I watched a lot of races in 2018, but this had to be the best. It wasn’t just a triumph for Barros. It was a triumph for SuperBike Brasil, for motorcycle racing, for Brazil, for YouTube, for machine learning, for progress. It was enough to make a viewer feel triumphant, too.
All of Jair Bolsonaro’s hateful rhetoric and aggressive policy nevertheless struck a chord with voters. When Lula’s candidacy for the democractic socialist Workers’ Party was rejected in September thanks to corruption charges and Fernando Haddad had to step in as the new Workers’ Party leader, the way was clear – Bolsonaro’s only serious challenger was eliminated. He promptly won the election on October 28th with 46% of the vote and was sworn in on New Year’s Day 2019.
Eric Granado won the SuperBike Brasil championship on December 2nd and shortly after announced he would be returning to Europe for the new five-round MotoE electric bike class in 2019. After the opening day of preseason testing, a massive paddock fire destroyed all 18 motorcycles and resulted in a hasty rescheduling of the season opener from March to May.
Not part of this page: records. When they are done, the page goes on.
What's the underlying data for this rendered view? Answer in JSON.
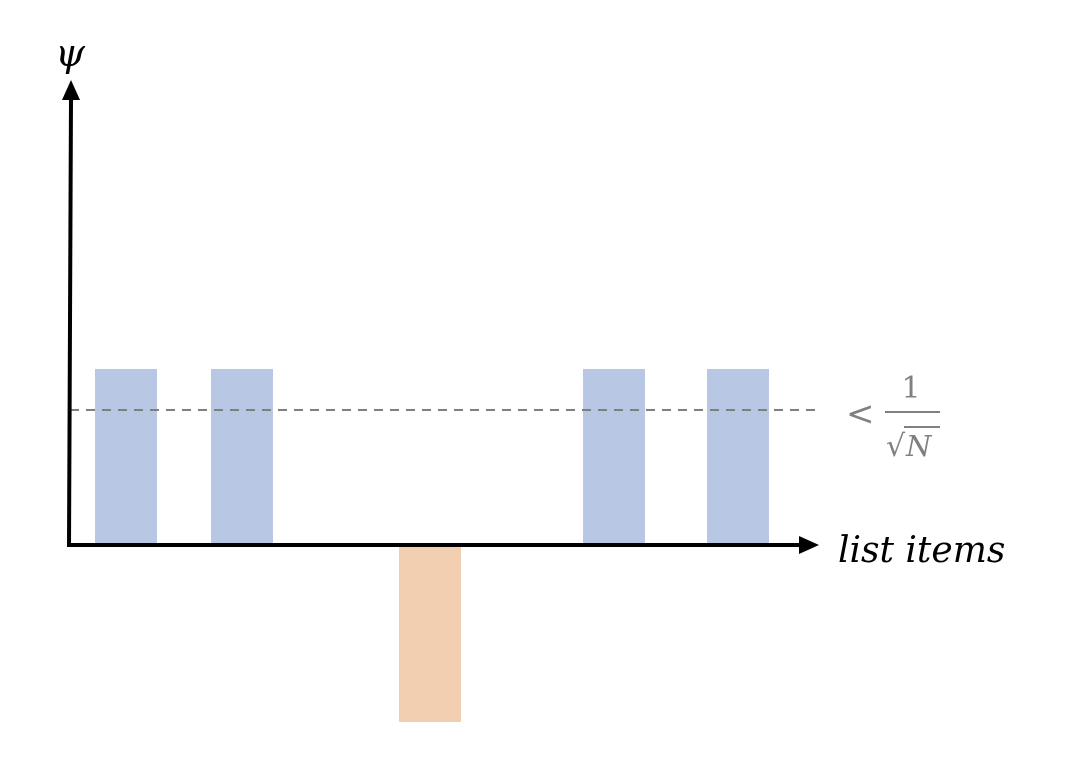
{
  "diagram": {
    "y_axis_label": "ψ",
    "x_axis_label": "list items",
    "threshold": {
      "relation": "<",
      "numerator": "1",
      "radical": "√",
      "radicand": "N"
    }
  },
  "colors": {
    "axis": "#000000",
    "positive_bar": "#b7c7e4",
    "negative_bar": "#f2ceb0",
    "threshold_line": "#7f7f7f",
    "threshold_text": "#808080"
  }
}
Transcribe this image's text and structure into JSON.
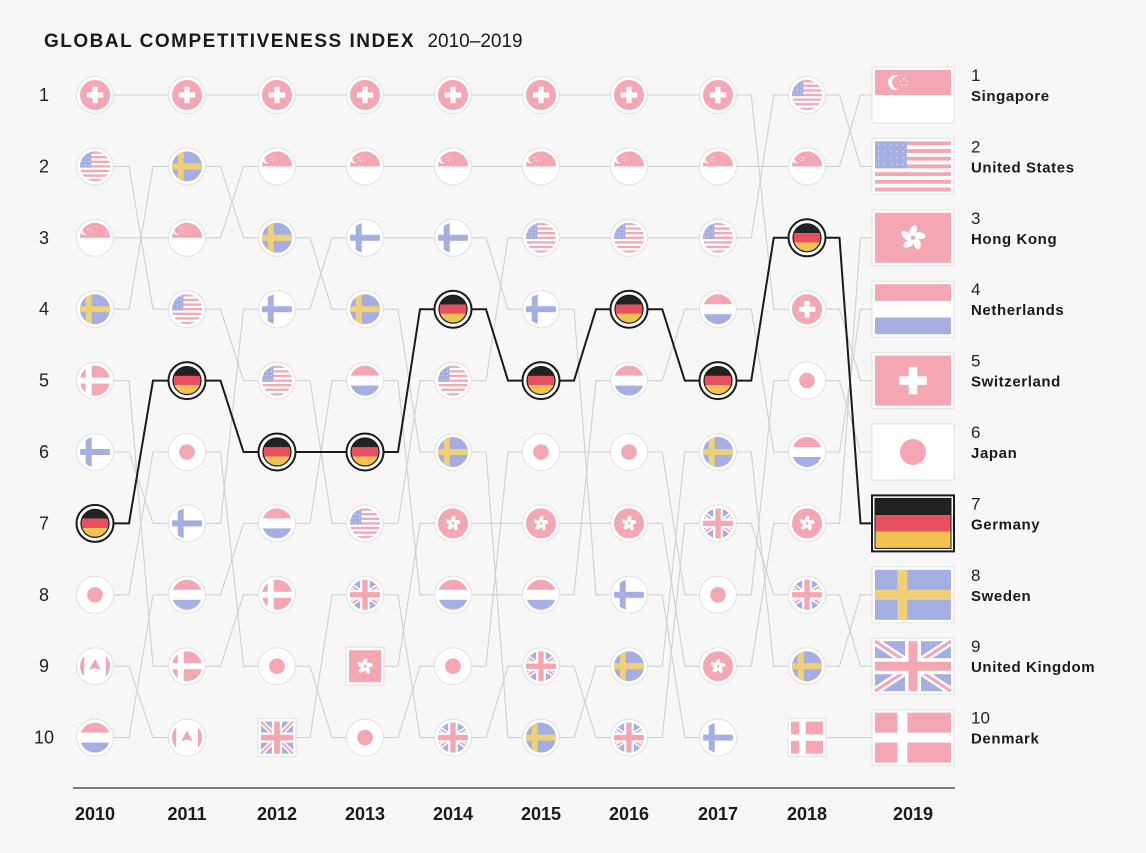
{
  "colors": {
    "red": "#f4a7b2",
    "blue": "#a5aee2",
    "yellow": "#f0cf79",
    "white": "#ffffff",
    "highlight_black": "#222222",
    "highlight_red": "#e8505f",
    "highlight_gold": "#f2c14e",
    "connector": "#d0d0d0",
    "axis": "#333333"
  },
  "chart_data": {
    "type": "table",
    "title": "GLOBAL COMPETITIVENESS INDEX",
    "subtitle": "2010–2019",
    "rank_labels": [
      "1",
      "2",
      "3",
      "4",
      "5",
      "6",
      "7",
      "8",
      "9",
      "10"
    ],
    "years": [
      "2010",
      "2011",
      "2012",
      "2013",
      "2014",
      "2015",
      "2016",
      "2017",
      "2018",
      "2019"
    ],
    "highlight": "germany",
    "rankings": {
      "2010": [
        "switzerland",
        "united-states",
        "singapore",
        "sweden",
        "denmark",
        "finland",
        "germany",
        "japan",
        "canada",
        "netherlands"
      ],
      "2011": [
        "switzerland",
        "sweden",
        "singapore",
        "united-states",
        "germany",
        "japan",
        "finland",
        "netherlands",
        "denmark",
        "canada"
      ],
      "2012": [
        "switzerland",
        "singapore",
        "sweden",
        "finland",
        "united-states",
        "germany",
        "netherlands",
        "denmark",
        "japan",
        "united-kingdom"
      ],
      "2013": [
        "switzerland",
        "singapore",
        "finland",
        "sweden",
        "netherlands",
        "germany",
        "united-states",
        "united-kingdom",
        "hong-kong",
        "japan"
      ],
      "2014": [
        "switzerland",
        "singapore",
        "finland",
        "germany",
        "united-states",
        "sweden",
        "hong-kong",
        "netherlands",
        "japan",
        "united-kingdom"
      ],
      "2015": [
        "switzerland",
        "singapore",
        "united-states",
        "finland",
        "germany",
        "japan",
        "hong-kong",
        "netherlands",
        "united-kingdom",
        "sweden"
      ],
      "2016": [
        "switzerland",
        "singapore",
        "united-states",
        "germany",
        "netherlands",
        "japan",
        "hong-kong",
        "finland",
        "sweden",
        "united-kingdom"
      ],
      "2017": [
        "switzerland",
        "singapore",
        "united-states",
        "netherlands",
        "germany",
        "sweden",
        "united-kingdom",
        "japan",
        "hong-kong",
        "finland"
      ],
      "2018": [
        "united-states",
        "singapore",
        "germany",
        "switzerland",
        "japan",
        "netherlands",
        "hong-kong",
        "united-kingdom",
        "sweden",
        "denmark"
      ],
      "2019": [
        "singapore",
        "united-states",
        "hong-kong",
        "netherlands",
        "switzerland",
        "japan",
        "germany",
        "sweden",
        "united-kingdom",
        "denmark"
      ]
    },
    "final_ranking": [
      {
        "rank": "1",
        "name": "Singapore",
        "flag": "singapore"
      },
      {
        "rank": "2",
        "name": "United States",
        "flag": "united-states"
      },
      {
        "rank": "3",
        "name": "Hong Kong",
        "flag": "hong-kong"
      },
      {
        "rank": "4",
        "name": "Netherlands",
        "flag": "netherlands"
      },
      {
        "rank": "5",
        "name": "Switzerland",
        "flag": "switzerland"
      },
      {
        "rank": "6",
        "name": "Japan",
        "flag": "japan"
      },
      {
        "rank": "7",
        "name": "Germany",
        "flag": "germany"
      },
      {
        "rank": "8",
        "name": "Sweden",
        "flag": "sweden"
      },
      {
        "rank": "9",
        "name": "United Kingdom",
        "flag": "united-kingdom"
      },
      {
        "rank": "10",
        "name": "Denmark",
        "flag": "denmark"
      }
    ],
    "flag_styles": {
      "switzerland": "circle",
      "united-states": "circle",
      "singapore": "circle",
      "sweden": "circle",
      "denmark": "circle",
      "finland": "circle",
      "germany": "circle",
      "japan": "circle",
      "canada": "circle",
      "netherlands": "circle",
      "united-kingdom": "circle",
      "hong-kong": "circle"
    },
    "square_markers": [
      {
        "year": "2012",
        "flag": "united-kingdom"
      },
      {
        "year": "2013",
        "flag": "hong-kong"
      },
      {
        "year": "2018",
        "flag": "denmark"
      }
    ]
  }
}
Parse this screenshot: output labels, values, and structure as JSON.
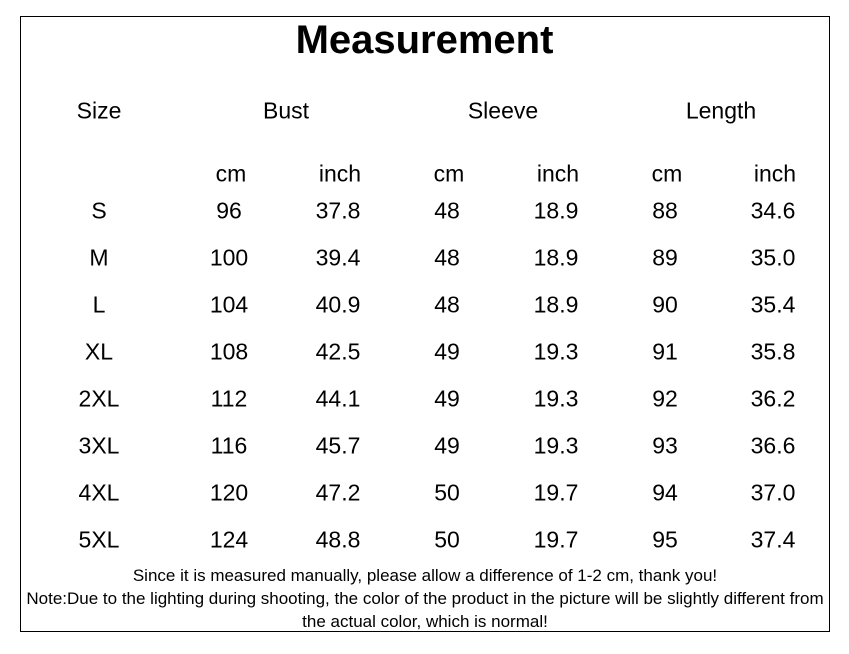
{
  "title": "Measurement",
  "table": {
    "headers": [
      "Size",
      "Bust",
      "Sleeve",
      "Length"
    ],
    "units": [
      "cm",
      "inch",
      "cm",
      "inch",
      "cm",
      "inch"
    ],
    "rows": [
      [
        "S",
        "96",
        "37.8",
        "48",
        "18.9",
        "88",
        "34.6"
      ],
      [
        "M",
        "100",
        "39.4",
        "48",
        "18.9",
        "89",
        "35.0"
      ],
      [
        "L",
        "104",
        "40.9",
        "48",
        "18.9",
        "90",
        "35.4"
      ],
      [
        "XL",
        "108",
        "42.5",
        "49",
        "19.3",
        "91",
        "35.8"
      ],
      [
        "2XL",
        "112",
        "44.1",
        "49",
        "19.3",
        "92",
        "36.2"
      ],
      [
        "3XL",
        "116",
        "45.7",
        "49",
        "19.3",
        "93",
        "36.6"
      ],
      [
        "4XL",
        "120",
        "47.2",
        "50",
        "19.7",
        "94",
        "37.0"
      ],
      [
        "5XL",
        "124",
        "48.8",
        "50",
        "19.7",
        "95",
        "37.4"
      ]
    ]
  },
  "notes": [
    "Since it is measured manually, please allow a difference of 1-2 cm, thank you!",
    "Note:Due to the lighting during shooting, the color of the product in the picture will be slightly different from the actual color, which is normal!"
  ]
}
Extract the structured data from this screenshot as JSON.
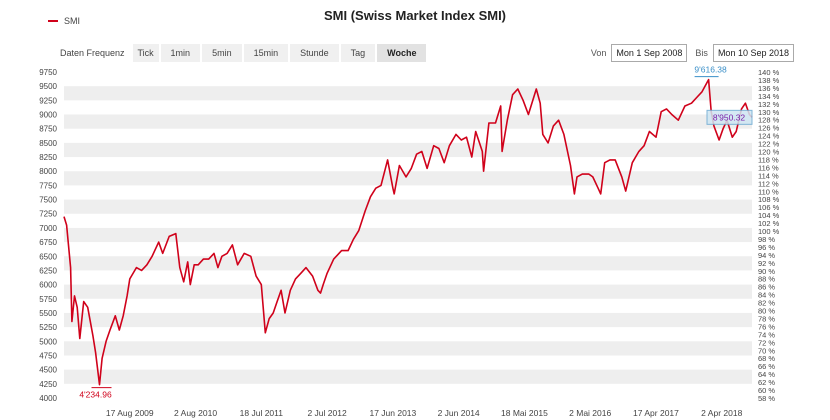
{
  "legend": {
    "label": "SMI",
    "color": "#d0021b"
  },
  "title": "SMI (Swiss Market Index SMI)",
  "toolbar": {
    "label": "Daten Frequenz",
    "buttons": [
      "Tick",
      "1min",
      "5min",
      "15min",
      "Stunde",
      "Tag",
      "Woche"
    ],
    "active": "Woche"
  },
  "range": {
    "from_label": "Von",
    "from_value": "Mon 1 Sep 2008",
    "to_label": "Bis",
    "to_value": "Mon 10 Sep 2018"
  },
  "chart_data": {
    "type": "line",
    "series": [
      {
        "name": "SMI",
        "color": "#d0021b"
      }
    ],
    "y_left_ticks": [
      9750,
      9500,
      9250,
      9000,
      8750,
      8500,
      8250,
      8000,
      7750,
      7500,
      7250,
      7000,
      6750,
      6500,
      6250,
      6000,
      5750,
      5500,
      5250,
      5000,
      4750,
      4500,
      4250,
      4000
    ],
    "y_left_labels": [
      "9750",
      "9500",
      "9250",
      "9000",
      "8750",
      "8500",
      "8250",
      "8000",
      "7750",
      "7500",
      "7250",
      "7000",
      "6750",
      "6500",
      "6250",
      "6000",
      "5750",
      "5500",
      "5250",
      "5000",
      "4750",
      "4500",
      "4250",
      "4000"
    ],
    "y_right_labels": [
      "140 %",
      "138 %",
      "136 %",
      "134 %",
      "132 %",
      "130 %",
      "128 %",
      "126 %",
      "124 %",
      "122 %",
      "120 %",
      "118 %",
      "116 %",
      "114 %",
      "112 %",
      "110 %",
      "108 %",
      "106 %",
      "104 %",
      "102 %",
      "100 %",
      "98 %",
      "96 %",
      "94 %",
      "92 %",
      "90 %",
      "88 %",
      "86 %",
      "84 %",
      "82 %",
      "80 %",
      "78 %",
      "76 %",
      "74 %",
      "72 %",
      "70 %",
      "68 %",
      "66 %",
      "64 %",
      "62 %",
      "60 %",
      "58 %"
    ],
    "ylim": [
      4000,
      9750
    ],
    "x_tick_labels": [
      "17 Aug 2009",
      "2 Aug 2010",
      "18 Jul 2011",
      "2 Jul 2012",
      "17 Jun 2013",
      "2 Jun 2014",
      "18 Mai 2015",
      "2 Mai 2016",
      "17 Apr 2017",
      "2 Apr 2018"
    ],
    "x_tick_dates": [
      "2009-08-17",
      "2010-08-02",
      "2011-07-18",
      "2012-07-02",
      "2013-06-17",
      "2014-06-02",
      "2015-05-18",
      "2016-05-02",
      "2017-04-17",
      "2018-04-02"
    ],
    "x_range": [
      "2008-09-01",
      "2018-09-10"
    ],
    "points": [
      [
        "2008-09-01",
        7200
      ],
      [
        "2008-09-15",
        7050
      ],
      [
        "2008-10-06",
        6300
      ],
      [
        "2008-10-13",
        5350
      ],
      [
        "2008-10-27",
        5800
      ],
      [
        "2008-11-10",
        5600
      ],
      [
        "2008-11-24",
        5050
      ],
      [
        "2008-12-15",
        5700
      ],
      [
        "2009-01-05",
        5600
      ],
      [
        "2009-02-02",
        5100
      ],
      [
        "2009-02-16",
        4800
      ],
      [
        "2009-03-09",
        4234.96
      ],
      [
        "2009-03-23",
        4700
      ],
      [
        "2009-04-13",
        5000
      ],
      [
        "2009-05-04",
        5200
      ],
      [
        "2009-06-01",
        5450
      ],
      [
        "2009-06-22",
        5200
      ],
      [
        "2009-07-13",
        5450
      ],
      [
        "2009-08-03",
        5800
      ],
      [
        "2009-08-17",
        6100
      ],
      [
        "2009-09-21",
        6300
      ],
      [
        "2009-10-19",
        6250
      ],
      [
        "2009-11-16",
        6350
      ],
      [
        "2009-12-14",
        6500
      ],
      [
        "2010-01-18",
        6750
      ],
      [
        "2010-02-08",
        6550
      ],
      [
        "2010-03-15",
        6850
      ],
      [
        "2010-04-19",
        6900
      ],
      [
        "2010-05-10",
        6300
      ],
      [
        "2010-05-31",
        6050
      ],
      [
        "2010-06-21",
        6400
      ],
      [
        "2010-07-05",
        6000
      ],
      [
        "2010-07-26",
        6350
      ],
      [
        "2010-08-16",
        6350
      ],
      [
        "2010-09-13",
        6450
      ],
      [
        "2010-10-11",
        6450
      ],
      [
        "2010-11-08",
        6550
      ],
      [
        "2010-11-29",
        6300
      ],
      [
        "2010-12-20",
        6500
      ],
      [
        "2011-01-17",
        6550
      ],
      [
        "2011-02-14",
        6700
      ],
      [
        "2011-03-14",
        6350
      ],
      [
        "2011-04-18",
        6550
      ],
      [
        "2011-05-23",
        6500
      ],
      [
        "2011-06-20",
        6150
      ],
      [
        "2011-07-18",
        6000
      ],
      [
        "2011-08-08",
        5150
      ],
      [
        "2011-08-29",
        5400
      ],
      [
        "2011-09-19",
        5500
      ],
      [
        "2011-10-10",
        5700
      ],
      [
        "2011-10-31",
        5900
      ],
      [
        "2011-11-21",
        5500
      ],
      [
        "2011-12-19",
        5900
      ],
      [
        "2012-01-16",
        6100
      ],
      [
        "2012-02-13",
        6200
      ],
      [
        "2012-03-12",
        6300
      ],
      [
        "2012-04-16",
        6150
      ],
      [
        "2012-05-14",
        5900
      ],
      [
        "2012-05-28",
        5850
      ],
      [
        "2012-06-11",
        6000
      ],
      [
        "2012-07-02",
        6200
      ],
      [
        "2012-08-06",
        6450
      ],
      [
        "2012-09-17",
        6600
      ],
      [
        "2012-10-22",
        6600
      ],
      [
        "2012-11-19",
        6800
      ],
      [
        "2012-12-17",
        6950
      ],
      [
        "2013-01-21",
        7300
      ],
      [
        "2013-02-18",
        7550
      ],
      [
        "2013-03-18",
        7700
      ],
      [
        "2013-04-15",
        7750
      ],
      [
        "2013-05-20",
        8200
      ],
      [
        "2013-06-17",
        7700
      ],
      [
        "2013-06-24",
        7600
      ],
      [
        "2013-07-22",
        8100
      ],
      [
        "2013-08-26",
        7900
      ],
      [
        "2013-09-23",
        8050
      ],
      [
        "2013-10-21",
        8300
      ],
      [
        "2013-11-18",
        8350
      ],
      [
        "2013-12-16",
        8050
      ],
      [
        "2014-01-20",
        8450
      ],
      [
        "2014-02-17",
        8400
      ],
      [
        "2014-03-17",
        8150
      ],
      [
        "2014-04-14",
        8450
      ],
      [
        "2014-05-19",
        8650
      ],
      [
        "2014-06-16",
        8550
      ],
      [
        "2014-07-14",
        8600
      ],
      [
        "2014-08-11",
        8250
      ],
      [
        "2014-09-01",
        8700
      ],
      [
        "2014-10-06",
        8350
      ],
      [
        "2014-10-13",
        8000
      ],
      [
        "2014-11-10",
        8850
      ],
      [
        "2014-12-15",
        8850
      ],
      [
        "2015-01-12",
        9150
      ],
      [
        "2015-01-19",
        8350
      ],
      [
        "2015-02-16",
        8900
      ],
      [
        "2015-03-16",
        9350
      ],
      [
        "2015-04-13",
        9450
      ],
      [
        "2015-05-11",
        9250
      ],
      [
        "2015-06-08",
        9000
      ],
      [
        "2015-07-20",
        9450
      ],
      [
        "2015-08-10",
        9200
      ],
      [
        "2015-08-24",
        8650
      ],
      [
        "2015-09-21",
        8500
      ],
      [
        "2015-10-19",
        8800
      ],
      [
        "2015-11-16",
        8900
      ],
      [
        "2015-12-14",
        8650
      ],
      [
        "2016-01-18",
        8100
      ],
      [
        "2016-02-08",
        7600
      ],
      [
        "2016-02-22",
        7900
      ],
      [
        "2016-03-21",
        7950
      ],
      [
        "2016-04-25",
        7950
      ],
      [
        "2016-05-16",
        7900
      ],
      [
        "2016-06-13",
        7700
      ],
      [
        "2016-06-27",
        7600
      ],
      [
        "2016-07-18",
        8150
      ],
      [
        "2016-08-15",
        8200
      ],
      [
        "2016-09-12",
        8200
      ],
      [
        "2016-10-17",
        7900
      ],
      [
        "2016-11-07",
        7650
      ],
      [
        "2016-12-12",
        8150
      ],
      [
        "2017-01-16",
        8350
      ],
      [
        "2017-02-13",
        8450
      ],
      [
        "2017-03-13",
        8700
      ],
      [
        "2017-04-17",
        8600
      ],
      [
        "2017-05-15",
        9050
      ],
      [
        "2017-06-12",
        9100
      ],
      [
        "2017-07-10",
        9000
      ],
      [
        "2017-08-14",
        8900
      ],
      [
        "2017-09-18",
        9150
      ],
      [
        "2017-10-23",
        9200
      ],
      [
        "2017-11-20",
        9300
      ],
      [
        "2017-12-18",
        9400
      ],
      [
        "2018-01-22",
        9616.38
      ],
      [
        "2018-02-05",
        9050
      ],
      [
        "2018-02-19",
        8800
      ],
      [
        "2018-03-19",
        8550
      ],
      [
        "2018-04-09",
        8750
      ],
      [
        "2018-04-30",
        8900
      ],
      [
        "2018-05-28",
        8600
      ],
      [
        "2018-06-18",
        8700
      ],
      [
        "2018-07-16",
        9100
      ],
      [
        "2018-08-06",
        9200
      ],
      [
        "2018-08-27",
        9000
      ],
      [
        "2018-09-10",
        8950.32
      ]
    ],
    "annotations": {
      "max_label": "9'616.38",
      "min_label": "4'234.96",
      "last_label": "8'950.32"
    }
  }
}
The future will have to wait.
Alex Barros decided not to ride in SuperBike Brasil for 2019, but he will still be pushing for young riders – Diogo Moreira is his current pet project – and keeping the lines of communication open with teams in the Spanish championship. He surely also has something to do with the return of MotoGP to his homeland, which agreed in mid-2018 to add a Rio-based round from 2021 onward. “We would be thrilled to see MotoGP return to Brazil, and this memorandum of understanding is fantastic news for the championship and South American fans,” enthused Dorna CEO Carmelo Ezpeleta upon the announcement.
The forces of order and progress are on their way. Of course I see them, of course I should know; I’m watching it all unfold from the comfort of my couch behind the safety of my laptop screen.